Further, one or more elements of the aforementioned computing system (801) may be located at a remote location and connected to the other elements over a network (807). Further, one or more embodiments of the invention may be implemented on a distributed system having a plurality of nodes, where each portion of the invention may be located on a different node within the distributed system. In one embodiment of the invention, the node corresponds to a distinct computing device. Alternatively, the node may correspond to a computer processor with associated physical memory. The node may alternatively correspond to a computer processor or micro-core of a computer processor with shared memory and/or resources.
The imaging IoT platform implemented with the IoT system of one or more embodiments provide various improvements to image analysis technologies. For example, the IoT system enables contactless, remote, and real-time responses from the edge devices/servers in various types of business in fields of image analysis, and realizes the FL mechanism with the robust common ML model by continuously improve the common ML model while protecting data privacy of the edge devices/servers.

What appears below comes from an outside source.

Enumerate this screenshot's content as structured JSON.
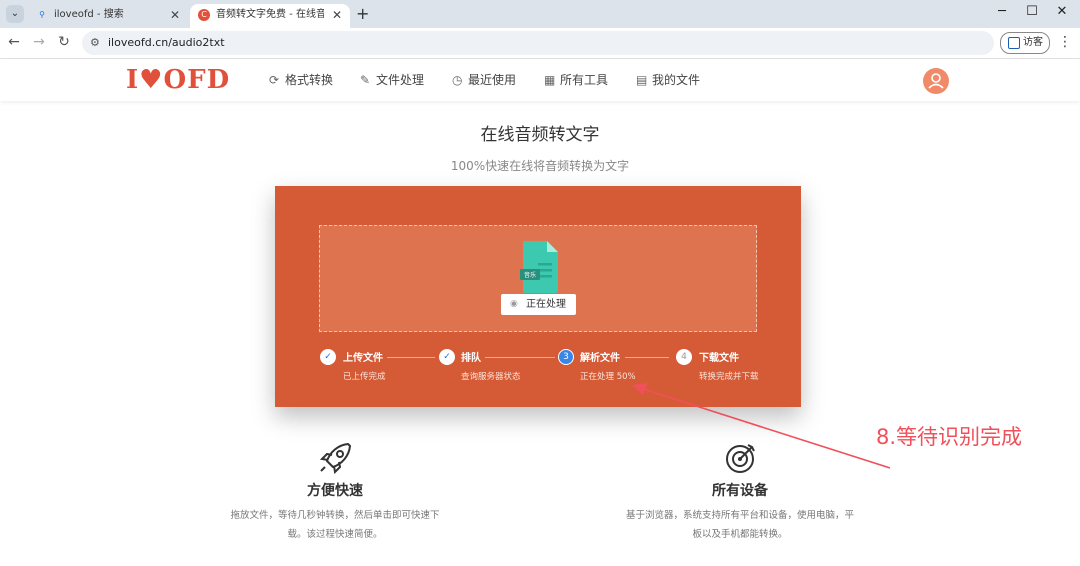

According to one or more embodiments, collecting only the key parameters without centrally collecting large data can significantly reduce the communication load and save the amount of data to be stored, which reduces equipment costs. Further, the edge devices/servers can rapidly response to the request from the cloud server 100, and do not need to share their own data among the edge devices/servers, which can built highly distributed platform while protecting the data privacy, data security, and data access rights.
According to one or more embodiments, selection of the most suitable common ML model to be distributed enables further optimization of the computer vision algorithm and more appropriate image analysis to meet business partners' and customers' accuracy goals.
According to one or more embodiments, by collaborating the DNN computer algorithm, the Imaging IoT platform with very high performance can be provided.
According to one or more embodiments, by distributing the down-sized common ML model to the edge device having a relatively small data capacity and distributing the common ML model without downsizing to the edge server having a relatively large data capacity, the imaging IoT platform can be scalable.
Although the disclosure has been described with respect to only a limited number of embodiments, those skilled in the art, having benefit of this disclosure, will appreciate that various other embodiments may be devised without departing from the scope. Accordingly, the scope of the invention should be limited only by the attached claims.